Ela é transparente, no melhor sentido, não dessas pessoas que se orgulham das inúteis grosserias distribuídas, em falsos embrulhos de sinceridade. Nem daquelas outras, ainda tolas e imaturas, que têm a necessidade de compartilhar com o mundo, até mesmo com quem não possuem a menor intimidade, o sentimento de cada segundo. A transparência dela é sutil, dessas da ordem dos sentimentos mais profundos. Bastaram duas ou três frases um pouco mais melancólicas nas redes e suspeitei de certa tristeza. Nas primeiras duas frases, optei por ser omissa; é o que temos feito tantas vezes com a desculpa de "dar espaço", não ser invasiva. Até pode ser uma valiosa regra social quando o triste não é íntimo, mas entre eu e ela não há mais necessidade das tais regras, já estamos em um outro nível. Ultrapassei o limite da boa educação e segui mais adiante no terreno já conhecido da amizade; perguntei e ela respondeu exata, sem rodeios, como só os transparentes fazem. Havia sim uma tristeza.
Revelou-me pouco, porque a comunicação era virtual e já tínhamos encontro marcado, mas alertou: é coisa boba, que magoou, porque sou dramática, você vai rir quando eu contar.
Meio da semana, éramos de novo três. O trio do intervalo do colégio, mais de uma década depois e tantos sentimentos permanecem intactos. O vinho sem taça, a filhinha simpática, o medo do cachorro, a intimidade naturalmente restabelecida. Há relações que crescem como vegetação silvestre, sem necessidade de cuidados intensivos, só a natureza como adubo. É fácil, é confortável, é tranquilo, basta estar lá, que acontece. Depois do jantar, dividimos revelações como sobremesa, meu paladar guloso ainda saboreia um doce, as outras satisfazem-se de sorrisos. Chega a vez do drama dela, daquele bobo que me faria rir.
Sua mágoa, embora ainda não superada, já havia se arrefecido. O tempo dá a distância necessária, para sermos mais racionais com relação a determinados fatos. A coisa toda havia se passado em uma mesa de bar, não havia durado sequer um minuto. Desatenção, descuido, uma pequena confusão com as palavras e o drama dela nascia. O amado, em uma conversa descontraída, havia sugerido que a beleza dela era algo mediano. Ofendida ela ainda requisitou explicações; pressionado ele atrapalhou-se mais. Para a infelicidade, de ambos, a comunicação mal sucedida, fez de um simples embaraço, um motivo de melancolia.
Contou-nos o fato e sorrimos sim, mas como fazem os bons amigos, que quando não são capazes de curar uma dor, compartilham-na, também nos ofendemos e demos toda razão ao seu drama.

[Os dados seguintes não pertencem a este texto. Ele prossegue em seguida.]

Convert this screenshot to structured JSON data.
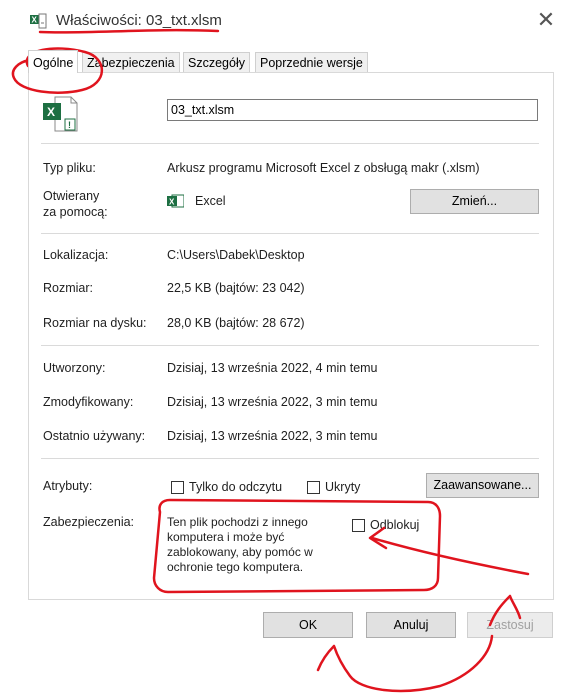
{
  "window": {
    "title": "Właściwości: 03_txt.xlsm",
    "close_glyph": "✕"
  },
  "tabs": [
    {
      "label": "Ogólne",
      "active": true
    },
    {
      "label": "Zabezpieczenia",
      "active": false
    },
    {
      "label": "Szczegóły",
      "active": false
    },
    {
      "label": "Poprzednie wersje",
      "active": false
    }
  ],
  "general": {
    "file_name": "03_txt.xlsm",
    "file_type_label": "Typ pliku:",
    "file_type_value": "Arkusz programu Microsoft Excel z obsługą makr (.xlsm)",
    "opens_with_label_1": "Otwierany",
    "opens_with_label_2": "za pomocą:",
    "opens_with_app": "Excel",
    "change_button": "Zmień...",
    "location_label": "Lokalizacja:",
    "location_value": "C:\\Users\\Dabek\\Desktop",
    "size_label": "Rozmiar:",
    "size_value": "22,5 KB (bajtów: 23 042)",
    "size_on_disk_label": "Rozmiar na dysku:",
    "size_on_disk_value": "28,0 KB (bajtów: 28 672)",
    "created_label": "Utworzony:",
    "created_value": "Dzisiaj, 13 września 2022, 4 min temu",
    "modified_label": "Zmodyfikowany:",
    "modified_value": "Dzisiaj, 13 września 2022, 3 min temu",
    "accessed_label": "Ostatnio używany:",
    "accessed_value": "Dzisiaj, 13 września 2022, 3 min temu",
    "attributes_label": "Atrybuty:",
    "readonly_label": "Tylko do odczytu",
    "hidden_label": "Ukryty",
    "advanced_button": "Zaawansowane...",
    "security_label": "Zabezpieczenia:",
    "security_line_1": "Ten plik pochodzi z innego",
    "security_line_2": "komputera i może być",
    "security_line_3": "zablokowany, aby pomóc w",
    "security_line_4": "ochronie tego komputera.",
    "unblock_label": "Odblokuj"
  },
  "footer": {
    "ok": "OK",
    "cancel": "Anuluj",
    "apply": "Zastosuj"
  },
  "colors": {
    "annotation": "#e0141e",
    "excel_green": "#1d6f42"
  }
}
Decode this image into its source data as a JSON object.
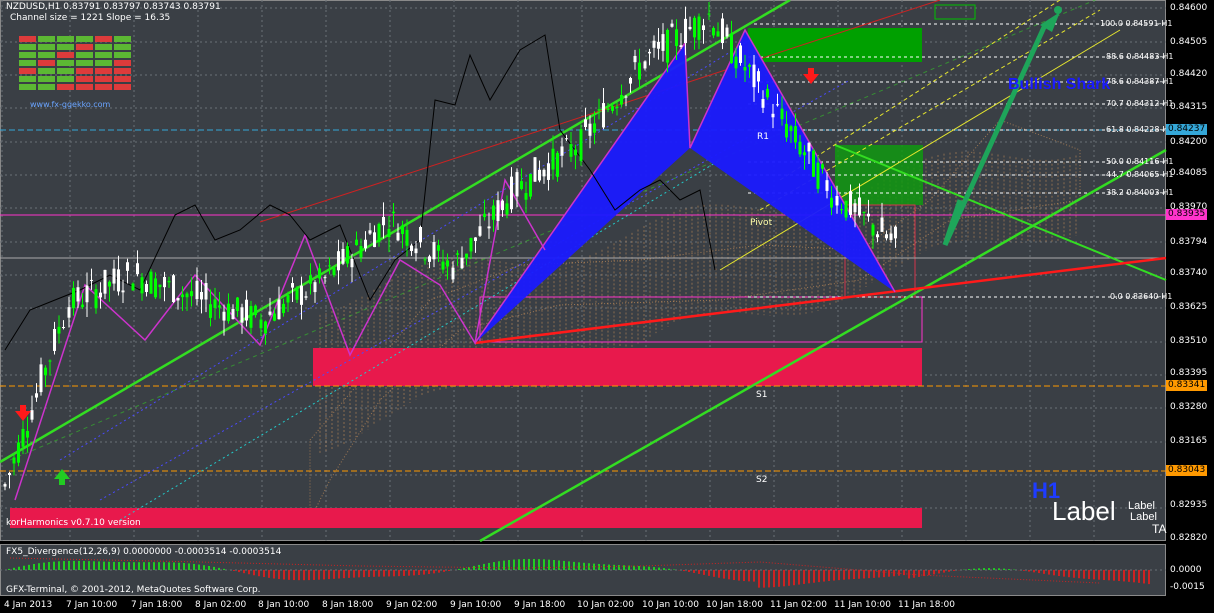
{
  "header": {
    "symbol_line": "NZDUSD,H1  0.83791 0.83797 0.83743 0.83791",
    "channel_line": "Channel size = 1221 Slope = 16.35",
    "logo_url": "www.fx-ggekko.com"
  },
  "indicator_main": "korHarmonics v0.7.10 version",
  "indicator_sub": "FX5_Divergence(12,26,9) 0.0000000 -0.0003514 -0.0003514",
  "copyright": "GFX-Terminal, © 2001-2012, MetaQuotes Software Corp.",
  "pattern_label": "Bullish Shark",
  "pivots": {
    "r1": "R1",
    "pivot": "Pivot",
    "s1": "S1",
    "s2": "S2"
  },
  "fib_levels": [
    {
      "text": "100.0 0.84591-H1"
    },
    {
      "text": "88.6 0.84483-H1"
    },
    {
      "text": "78.6 0.84387-H1"
    },
    {
      "text": "70.7 0.84312-H1"
    },
    {
      "text": "61.8 0.84228-H1"
    },
    {
      "text": "50.0 0.84116-H1"
    },
    {
      "text": "44.7 0.84065-H1"
    },
    {
      "text": "38.2 0.84003-H1"
    },
    {
      "text": "0.0 0.83640-H1"
    }
  ],
  "price_axis": [
    "0.84600",
    "0.84505",
    "0.84420",
    "0.84315",
    "0.84200",
    "0.84085",
    "0.83970",
    "0.83794",
    "0.83740",
    "0.83625",
    "0.83510",
    "0.83395",
    "0.83280",
    "0.83165",
    "0.83050",
    "0.82935",
    "0.82820"
  ],
  "price_tags": {
    "cyan": "0.84237",
    "magenta": "0.83935",
    "orange1": "0.83341",
    "orange2": "0.83043"
  },
  "sub_axis": [
    "0.0000",
    "-0.0015"
  ],
  "time_axis": [
    "4 Jan 2013",
    "7 Jan 10:00",
    "7 Jan 18:00",
    "8 Jan 02:00",
    "8 Jan 10:00",
    "8 Jan 18:00",
    "9 Jan 02:00",
    "9 Jan 10:00",
    "9 Jan 18:00",
    "10 Jan 02:00",
    "10 Jan 10:00",
    "10 Jan 18:00",
    "11 Jan 02:00",
    "11 Jan 10:00",
    "11 Jan 18:00"
  ],
  "corner_labels": {
    "h1": "H1",
    "label_big": "Label",
    "label_small1": "Label",
    "label_small2": "Label",
    "ta": "TA"
  },
  "colors": {
    "background": "#3a3f45",
    "bull": "#ffffff",
    "bear": "#00ff00",
    "channel": "#33dd22",
    "pattern": "#1a1aff",
    "resistance": "#ff1a4d",
    "fib": "#ffffff"
  },
  "chart_data": {
    "type": "line",
    "title": "NZDUSD,H1",
    "ylim": [
      0.8282,
      0.846
    ],
    "x": [
      "4 Jan 2013",
      "7 Jan 10:00",
      "7 Jan 18:00",
      "8 Jan 02:00",
      "8 Jan 10:00",
      "8 Jan 18:00",
      "9 Jan 02:00",
      "9 Jan 10:00",
      "9 Jan 18:00",
      "10 Jan 02:00",
      "10 Jan 10:00",
      "10 Jan 18:00",
      "11 Jan 02:00",
      "11 Jan 10:00",
      "11 Jan 18:00"
    ],
    "series": [
      {
        "name": "NZDUSD,H1",
        "values": [
          0.83,
          0.836,
          0.837,
          0.8362,
          0.8355,
          0.8368,
          0.8388,
          0.8372,
          0.8398,
          0.8413,
          0.844,
          0.8455,
          0.8425,
          0.8395,
          0.8379
        ]
      }
    ]
  }
}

Porque qualquer drama, seja ele de que natureza, dimensão ou duração é passível de sofrimento e choro. Ás vezes, o que mais precisamos quando nos magoamos é de alguém que valide as nossas lágrimas e não que diga que é bobagem, exagero e que vai passar. Oferecer um ombro para chorar, frequentemente, é mais eficiente do que um lenço de papel estendido ou a tentativa de racionalizar uma mágoa.
Acho que a questão se resolveu, acho que ambos se entenderam. Seja como for, espero que saiba querida, o que ele quis dizer, mas não obteve sucesso é que a sua beleza é daquelas profundas e delicadas. Não agride, não ofende, não causa atropelamentos, é beleza de luminária chinesa, não de holofotes, ilumina aos poucos, sem cegar. Beleza genuína, sem enganos, sem máscara ou maquiagem. Seu amado te acha linda e não soube dizer. Perdoe o desacerto dele, o talento com as palavras sempre foi mais seu. E caso novos dramas apareçam não os substime, não se sinta boba, sofra o necessário e volte a sorrir como você sempre faz.
8 comentários:
O tempo atenua tudo e ajuda as ver as coisas com o discernimento necessário:)
"Às vezes, o que mais precisamos quando nos magoamos é de alguém que valide as nossas lágrimas e não que diga que é bobagem, exagero e que vai passar."
Perfeito =)
Sua sensibilidade é de uma leveza contagiante ^^
Beijos!
Êêê Zi...obrigada pelo elogio...você sempre tão simpática! Beijos
E não é?
Amanda, descobri por acaso este blog, gostei bastante da forma como escreve... texto cheio de pequenas ilustrações e nuances que dão um ar poético e pessoal (aparentemente) à narrativa, mas sem perder a objetividade do tema proposto. É dessa forma que tento fazer no meu blog, as vezes consigo, as vezes não. rs. Voltarei mais vezes aqui.
Que bom que achou, que ótimo que gostou, Ricardo Henrique!Retribuirei a visita...rs
Estamos em 2017 e ainda me emociono sempre que leio.